No caso em apreço, na sentença recorrida e pelas razões ali referidas, foi já decidido que não era possível convolar a presente oposição à execução fiscal em reclamação do acto do órgão de execução fiscal.
Decisão esta que, não tendo sido posta em causa pelo recorrente na sua motivação, se consolidou na ordem jurídica, constituindo, assim, caso julgado material, esgotando-se o poder jurisdicional do juiz (artº 666º, nº 1 do CPC).
Todavia, na referida motivação do recurso, o recorrente suscita a questão da convolação da presente oposição em impugnação judicial, sendo certo que nas conclusões dessa motivação, que definem o objecto do recurso, tal questão não vem colocada, o que poderia levar, desde logo, à rejeição do seu conhecimento.
Não obstante e por que se trata de questão de conhecimento oficioso, passamos a apreciar o seu mérito.
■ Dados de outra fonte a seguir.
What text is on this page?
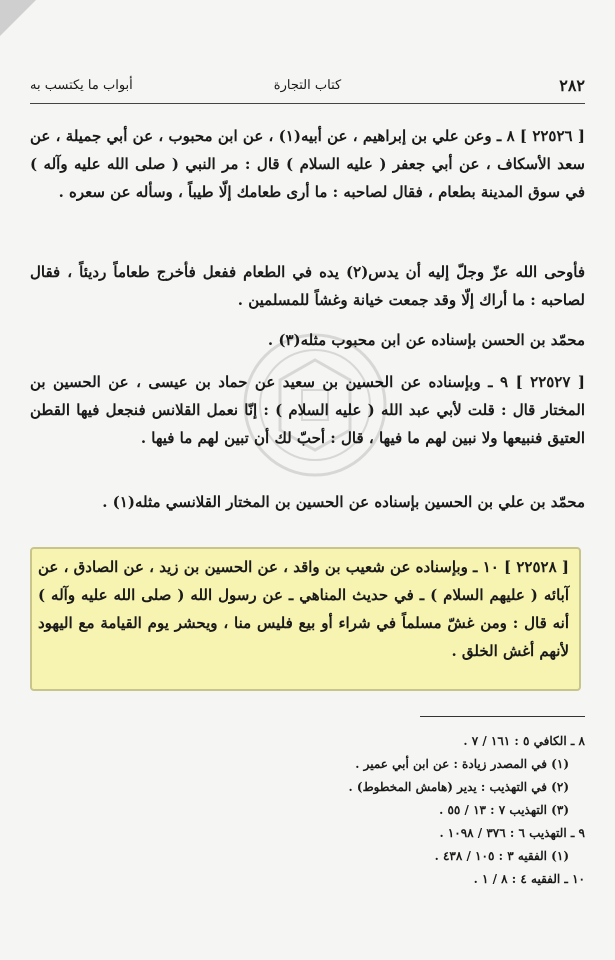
٢٨٢
كتاب التجارة
أبواب ما يكتسب به
[ ٢٢٥٢٦ ] ٨ ـ وعن علي بن إبراهيم ، عن أبيه(١) ، عن ابن محبوب ، عن أبي جميلة ، عن سعد الأسكاف ، عن أبي جعفر ( عليه السلام ) قال : مر النبي ( صلى الله عليه وآله ) في سوق المدينة بطعام ، فقال لصاحبه : ما أرى طعامك إلّا طيباً ، وسأله عن سعره .
فأوحى الله عزّ وجلّ إليه أن يدس(٢) يده في الطعام ففعل فأخرج طعاماً رديئاً ، فقال لصاحبه : ما أراك إلّا وقد جمعت خيانة وغشاً للمسلمين .
محمّد بن الحسن بإسناده عن ابن محبوب مثله(٣) .
[ ٢٢٥٢٧ ] ٩ ـ وبإسناده عن الحسين بن سعيد عن حماد بن عيسى ، عن الحسين بن المختار قال : قلت لأبي عبد الله ( عليه السلام ) : إنّا نعمل القلانس فنجعل فيها القطن العتيق فنبيعها ولا نبين لهم ما فيها ، قال : أحبّ لك أن تبين لهم ما فيها .
محمّد بن علي بن الحسين بإسناده عن الحسين بن المختار القلانسي مثله(١) .
[ ٢٢٥٢٨ ] ١٠ ـ وبإسناده عن شعيب بن واقد ، عن الحسين بن زيد ، عن الصادق ، عن آبائه ( عليهم السلام ) ـ في حديث المناهي ـ عن رسول الله ( صلى الله عليه وآله ) أنه قال : ومن غشّ مسلماً في شراء أو بيع فليس منا ، ويحشر يوم القيامة مع اليهود لأنهم أغش الخلق .
٨ ـ الكافي ٥ : ١٦١ / ٧ .
(١) في المصدر زيادة : عن ابن أبي عمير .
(٢) في التهذيب : يدير (هامش المخطوط) .
(٣) التهذيب ٧ : ١٣ / ٥٥ .
٩ ـ التهذيب ٦ : ٣٧٦ / ١٠٩٨ .
(١) الفقيه ٣ : ١٠٥ / ٤٣٨ .
١٠ ـ الفقيه ٤ : ٨ / ١ .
Voltando ao caso dos autos, resulta do probatório que o prazo para pagamento da quantia exequenda terminava em 21/9/01 (vide al. H) do probatório), pelo que, tendo a presente petição inicial sido apresentada em 15/6/09 (vide al. I) do probatório), há muito que o prazo de 90 dias a que alude o artº 102º, nº 1, al. a) do CPPT ia já decorrido.
Pelo que a mesma é, assim, intempestiva.
Aliás, independentemente de não estar em prazo, pelos fundamentos nela invocados (prescrição e anulação da penhora) é manifesto que estes não constituem fundamento de impugnação judicial, pois que nela não são invocados vícios que afectem a validade do acto de liquidação, mas sim a exigibilidade da dívida e a legalidade do acto do órgão de execução fiscal, respectivamente e, por isso, fundamento de oposição à execução fiscal e de reclamação nos termos do artº 276º do CPPT.
7 - De qualquer forma e como resulta do que acima fica dito em 5), inexistindo para o efeito qualquer obstáculo na situação em apreço nos autos, a presente oposição à execução fiscal deverá ser convolada em requerimento de invocação da prescrição a juntar na execução fiscal a correr seus termos no Serviço de Finanças de Caldas da Rainha.
8 - Nestes termos, acorda-se em conceder provimento ao presente recurso, revogar a decisão recorrida e ordenar a convolação da oposição à execução fiscal em requerimento a juntar na execução fiscal a correr seus termos no Serviço de Finanças de Caldas da Rainha, para apreciação da invocada prescrição, aliás, de conhecimento oficioso.
Sem custas.
Lisboa, 24 de Fevereiro de 2011. – Pimenta do Vale (relator) – António CalhauCasimiro Gonçalves.